Yale was never far from Peter Peduzzi’s mind or his geographical location.
Peduzzi, a professor emeritus of biostatistics and senior research scientist of biostatistics, earned his PhD in biometry from Yale in 1976, after receiving his MS in industrial engineering/operations research at the University of Rhode Island. He remained in the area after graduation, working for 34 years at the VA Cooperative Studies Program Coordinating Center in West Haven, where he directed the program for 12 of those years. And for 21 of those years, he also taught at YSPH – 12 years as ladder-track faculty, nine years as an adjunct – before retiring at the end of June 2021.
In 2010, Peduzzi become the founding director of the Yale Center for Analytical Sciences (YCAS). “I was recruited by Yale to set up such a center,” he said. It would become his crowning achievement. During his time at the helm, YCAS grew to be a major center at Yale for both methodology development and collaborative research in all aspects of biomedical research, with more than 40 faculty and staff.
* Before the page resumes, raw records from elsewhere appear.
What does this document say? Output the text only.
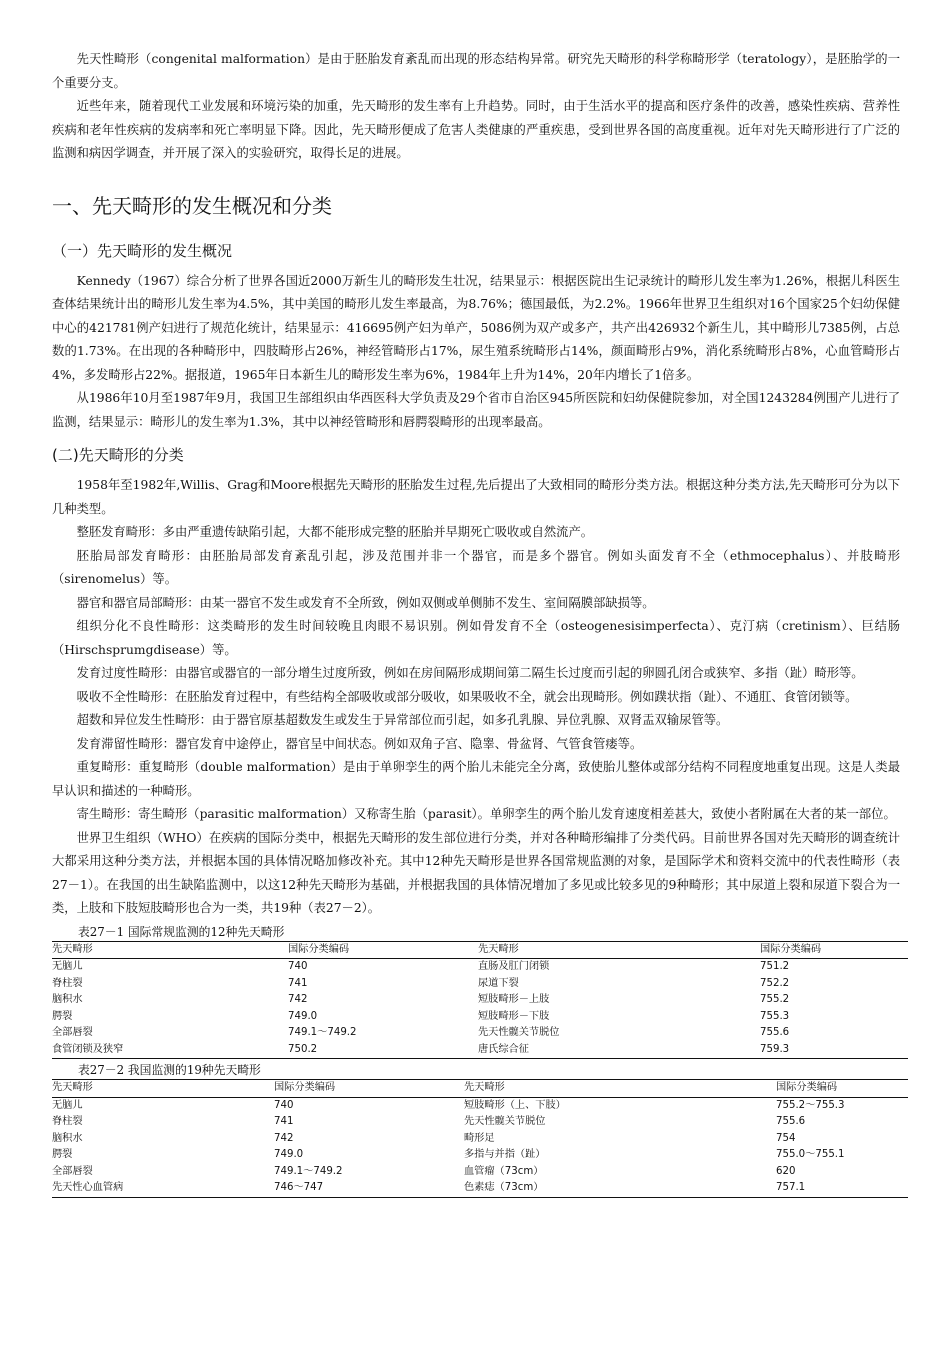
先天性畸形（congenital malformation）是由于胚胎发育紊乱而出现的形态结构异常。研究先天畸形的科学称畸形学（teratology），是胚胎学的一个重要分支。

近些年来，随着现代工业发展和环境污染的加重，先天畸形的发生率有上升趋势。同时，由于生活水平的提高和医疗条件的改善，感染性疾病、营养性疾病和老年性疾病的发病率和死亡率明显下降。因此，先天畸形便成了危害人类健康的严重疾患，受到世界各国的高度重视。近年对先天畸形进行了广泛的监测和病因学调查，并开展了深入的实验研究，取得长足的进展。

一、先天畸形的发生概况和分类
（一）先天畸形的发生概况

Kennedy（1967）综合分析了世界各国近2000万新生儿的畸形发生壮况，结果显示：根据医院出生记录统计的畸形儿发生率为1.26%，根据儿科医生查体结果统计出的畸形儿发生率为4.5%，其中美国的畸形儿发生率最高，为8.76%；德国最低，为2.2%。1966年世界卫生组织对16个国家25个妇幼保健中心的421781例产妇进行了规范化统计，结果显示：416695例产妇为单产，5086例为双产或多产，共产出426932个新生儿，其中畸形儿7385例，占总数的1.73%。在出现的各种畸形中，四肢畸形占26%，神经管畸形占17%，尿生殖系统畸形占14%，颜面畸形占9%，消化系统畸形占8%，心血管畸形占4%，多发畸形占22%。据报道，1965年日本新生儿的畸形发生率为6%，1984年上升为14%，20年内增长了1倍多。

从1986年10月至1987年9月，我国卫生部组织由华西医科大学负责及29个省市自治区945所医院和妇幼保健院参加，对全国1243284例围产儿进行了监测，结果显示：畸形儿的发生率为1.3%，其中以神经管畸形和唇腭裂畸形的出现率最高。

(二)先天畸形的分类

1958年至1982年,Willis、Grag和Moore根据先天畸形的胚胎发生过程,先后提出了大致相同的畸形分类方法。根据这种分类方法,先天畸形可分为以下几种类型。

整胚发育畸形：多由严重遗传缺陷引起，大都不能形成完整的胚胎并早期死亡吸收或自然流产。

胚胎局部发育畸形：由胚胎局部发育紊乱引起，涉及范围并非一个器官，而是多个器官。例如头面发育不全（ethmocephalus）、并肢畸形（sirenomelus）等。

器官和器官局部畸形：由某一器官不发生或发育不全所致，例如双侧或单侧肺不发生、室间隔膜部缺损等。

组织分化不良性畸形：这类畸形的发生时间较晚且肉眼不易识别。例如骨发育不全（osteogenesisimperfecta）、克汀病（cretinism）、巨结肠（Hirschsprumgdisease）等。

发育过度性畸形：由器官或器官的一部分增生过度所致，例如在房间隔形成期间第二隔生长过度而引起的卵圆孔闭合或狭窄、多指（趾）畸形等。

吸收不全性畸形：在胚胎发育过程中，有些结构全部吸收或部分吸收，如果吸收不全，就会出现畸形。例如蹼状指（趾）、不通肛、食管闭锁等。

超数和异位发生性畸形：由于器官原基超数发生或发生于异常部位而引起，如多孔乳腺、异位乳腺、双肾盂双输尿管等。

发育滞留性畸形：器官发育中途停止，器官呈中间状态。例如双角子宫、隐睾、骨盆肾、气管食管瘘等。

重复畸形：重复畸形（double malformation）是由于单卵孪生的两个胎儿未能完全分离，致使胎儿整体或部分结构不同程度地重复出现。这是人类最早认识和描述的一种畸形。

寄生畸形：寄生畸形（parasitic malformation）又称寄生胎（parasit）。单卵孪生的两个胎儿发育速度相差甚大，致使小者附属在大者的某一部位。

世界卫生组织（WHO）在疾病的国际分类中，根据先天畸形的发生部位进行分类，并对各种畸形编排了分类代码。目前世界各国对先天畸形的调查统计大都采用这种分类方法，并根据本国的具体情况略加修改补充。其中12种先天畸形是世界各国常规监测的对象，是国际学术和资料交流中的代表性畸形（表27－1）。在我国的出生缺陷监测中，以这12种先天畸形为基础，并根据我国的具体情况增加了多见或比较多见的9种畸形；其中尿道上裂和尿道下裂合为一类，上肢和下肢短肢畸形也合为一类，共19种（表27－2）。

表27－1 国际常规监测的12种先天畸形
先天畸形	国际分类编码	先天畸形	国际分类编码
无脑儿	740	直肠及肛门闭锁	751.2
脊柱裂	741	尿道下裂	752.2
脑积水	742	短肢畸形－上肢	755.2
腭裂	749.0	短肢畸形－下肢	755.3
全部唇裂	749.1～749.2	先天性髋关节脱位	755.6
食管闭锁及狭窄	750.2	唐氏综合征	759.3
表27－2 我国监测的19种先天畸形
先天畸形	国际分类编码	先天畸形	国际分类编码
无脑儿	740	短肢畸形（上、下肢）	755.2～755.3
脊柱裂	741	先天性髋关节脱位	755.6
脑积水	742	畸形足	754
腭裂	749.0	多指与并指（趾）	755.0～755.1
全部唇裂	749.1～749.2	血管瘤（73cm）	620
先天性心血管病	746～747	色素痣（73cm）	757.1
YCAS also trains graduate students in biostatistics, as well as high school students who are interested in pursuing a career in data science.
Building YCAS into a major center is the most profound memory Peduzzi has from his time at YSPH. “It was a collective effort with some impressive colleagues,” he said. Looking back at how YSPH changed during his tenure, Peduzzi said: “The number of students has dramatically increased, along with the number of biostatistics faculty.”
Now that he is retired, Peduzzi said he is working part-time on a few of his own grants and spending more time with his family and grandchildren.
Daniel Zelterman received his PhD in statistics from Yale in 1983. He then served on the faculty at SUNY/Albany and the University of Minnesota before returning to Yale in 1995 as a biostatistics professor in the School of Public Health. He has been a professor emeritus since 2020.
The Yale School of Public Health that existed when Zelterman began teaching was a far cry from what it is now, he said.
“The Department of Biostatistics has grown in terms of students, faculty, office space, and a variety of different projects we are working on,” Zelterman said. “I owe special thanks to (former dean) Paul Cleary and (former chair) Hongyu Zhao for making this happen.”
Most of his 25 years, he said, were spent teaching Biostatistics 505b, for which he found a method to keep things interesting in what can be a dry field. “I also wrote a book for this course,” he said. “The course had many funny and weird examples to keep the topics interesting. You need to do this to keep things moving along in an 8:30 a.m. course.”
In all, Zelterman wrote six books “and a lot of journal articles” on biostatistics while at YSPH. One article that he was particularly proud of described ways to examine clusters of disease cases within the same family. “Children get asthma, cancer, polio, and so on,” he said. “Chang Yu (my former PhD student at Yale) and I described how this affects the risks of their siblings.”
Following retirement, Zelterman and his wife, Beth, moved to Vermont, where they enjoy the outdoors. An accomplished oboist and bassoonist, Zelterman plays bassoon in two orchestras there. And academia and research still play huge roles in his life.
“I have written two more books and several journal articles,” he said. “I have been participating in Zoom meetings with colleagues. We have a grant from Takeda supporting our development of clinical trial methods. Together, we have written several papers on clinical trial design and climate change. We showed climate change can be clearly demonstrated with some of the methods I taught in Biostatistics 505b.”